During these types of state emergencies, the National Guard plays a supporting role to state and local emergency management professionals. Davis County officials used their resources wisely, and skillfully directed the clean-up effort from the Emergency Operations Center in Farmington. The National Guard was just one of many tools they used to accomplish this. This was a group effort. Being a resident of Davis County, I had the opportunity to assist in the clean-up effort in my community alongside Guardsmen, state and county employees, and members of the community. Citizens came out of their homes, thanked the Guard for coming and then stood side by side with those getting paid to do the job. These volunteers stayed until the job was done and then showed up again the next day to help their neighbors. It was a testament to the caliber of people we have in Utah.

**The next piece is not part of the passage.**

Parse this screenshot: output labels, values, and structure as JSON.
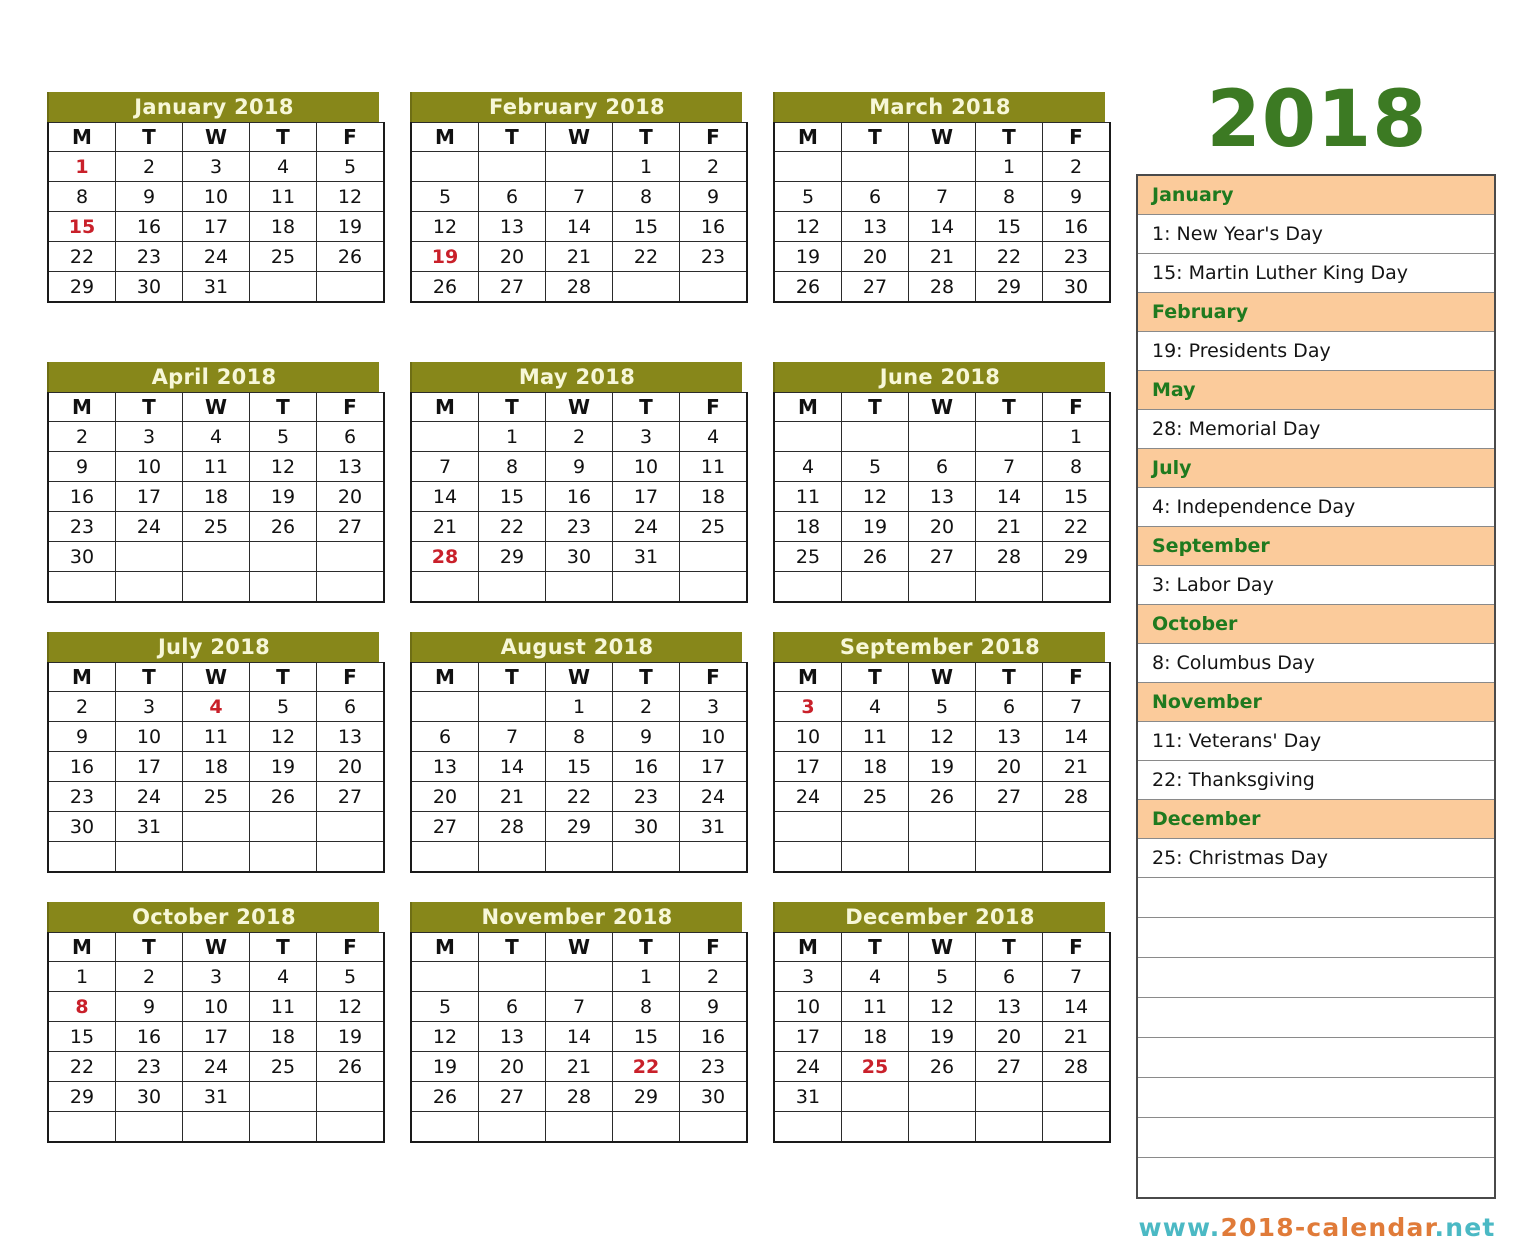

More than anything, this last week has reinforced a long-held belief that we have the finest citizens in the country. I have said many times that the reason the Utah National Guard is such a quality force, and has an unparalleled reputation wherever we go in the world, is a direct result of the fine recruits who volunteer to join our ranks. The Utah National Guard will continue to be a ready and relevant force prepared to do our duty when called upon. We, as the Citizen-Soldiers of the Utah National Guard, were honored to stand by the residents of Davis County last week, just as the citizens of the entire state have stood by us during this last decade of war. Any thanks belong to those citizens.